La notizia è che le anziane “signore del clima hanno scritto una pagina di storia. Si può quindi ricorrere a cuor leggero all’inflazionato aggettivo “storico” per classificare il verdetto della Corte europea dei diritti dell’uomo (CEDU). Verdetto che ha dato ragione ad un gruppo di agguerrite ambientaliste – 2.400 signore svizzere anziane – riconoscendo che il loro paese non aveva fatto abbastanza per combattere il cambiamento climatico e l’inquinamento da gas serra. Cosa che le ha esposte a un rischio maggiore di morte a causa delle ondate di caldo, diventate, negli ultimi anni, più ‘spietate’ e più frequenti.

Si tratta di un “caso” emblematico che, da una parte, rappresenta un importante precedente, destinato a cambiare il modo in cui i tribunali internazionali affronteranno nel futuro le cause relative alla crisi del clima. E dall’altra, segna alcuni passaggi importanti come la mobilitazione per la salute di una categoria inedita, del tutto assente dalla scena nel passato, cioè un gruppo di donne avanti con gli anni. E, ancora, il fatto che la giustizia climatica sia stata richiesta alla Corte dei diritti umani e che i diciassette giudici abbiano accolto proprio quella che riguarda le condizioni meteorologiche estreme tra le tre proposte, avanzate da gruppi separati di attivisti climatici che riguardavano inondazioni, incendi e clima.

Le richieste irricevibili

Una posizione significativa e piena di implicazioni, dato che CEDU respinge ordinariamente il 90 per cento circa di tutte le richieste pervenute, giudicandole irricevibili: la spinta impressa ai casi climatici dimostra tutta la loro urgenza. Confermando, anche, semmai ce ne fosse bisogno, la centralità del diritto alla vita e alla libertà su un pianeta in cui non sia messa a rischio la sopravvivenza.
Il verdetto – non appellabile – sulla causa presentata da Klima Seniorinnen insiste sull’obbligo dei governi di mantenere l’aumento delle temperature entro 1,5 gradi centigradi rispetto al mondo pre-industriale, così da tutelare i diritti umani, minacciati da limiti superiori. Della portata della minaccia del caldo estremo, reso più probabile dal cambiamento cambiamenti climatici testimoniano i dati disponibili per il 2022, l’anno in cui in Europa (in particolare a luglio, il mese più torrido mai registrato a livello globale) ha provocato 61000 morti, stando ai dati forniti in un articolo su Nature Medicina dai ricercatori dell’Istituto di Barcellona per la salute globale.

Il caldo uccide

Il caldo – killer silenzioso – uccide, si sa.
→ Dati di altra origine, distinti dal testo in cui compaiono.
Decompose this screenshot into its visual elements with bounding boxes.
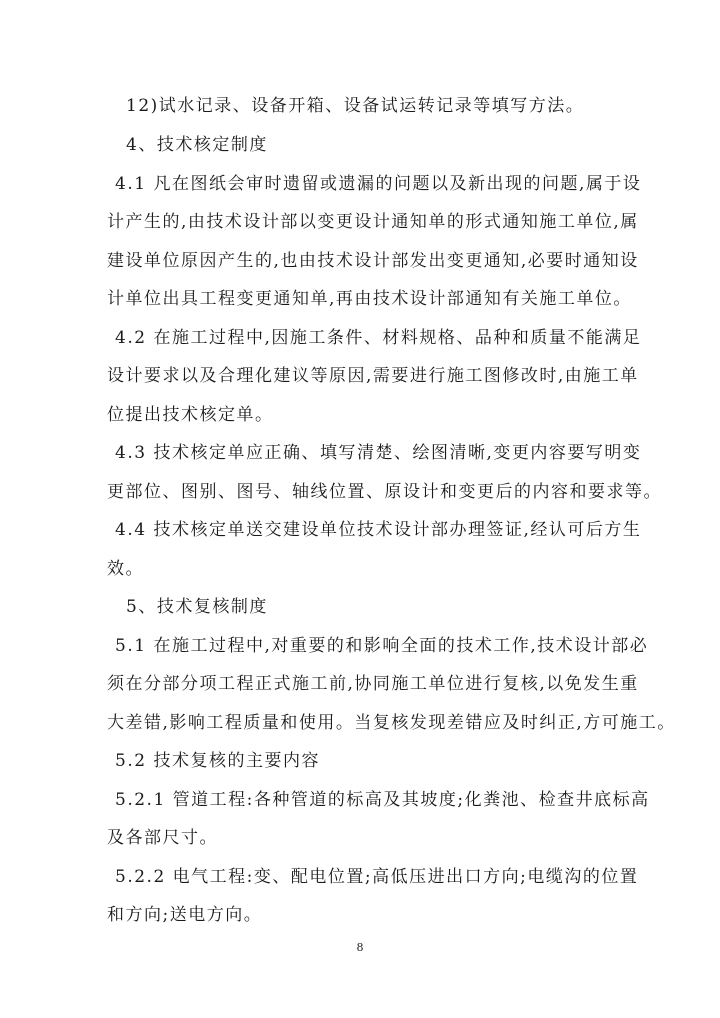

Lo ha fatto in quella torrida estate in molti paesi europei e in particolare in Spagna, Portogallo, Germania, Francia, Regno Unito, Grecia e nel nostro Belpaese, dove i “morti di caldo”, dal 30 maggio al 4 settembre 2022, sono stati ben 18010. Le due tremende ondate di calore che hanno tramortito l’Italia da metà luglio a metà agosto hanno prodotto in generale un incremento della mortalità, con una percentuale di crescita del 29 per cento nella classe di età al di sopra dei 65 anni nella prima metà del mese di luglio, raggiungendo picchi del 36 per cento nella seconda metà. E non occorre rifarsi all’asciutta evidenza di numeri e percentuali per affermare che le politiche climatiche espongono i più fragili anche ad una sequela di problemi di salute: colpi di calore, disidratazione, aggravamento di patologie preesistenti come patologie cardiache e immunitarie.
Il cambiamento climatico rappresenta una minaccia reale per la salute e il benessere, e richiede soluzioni la cui implementazione esige un coordinamento a livello di governi e istituzioni. Il verdetto di Strasburgo è l’ultimo avviso.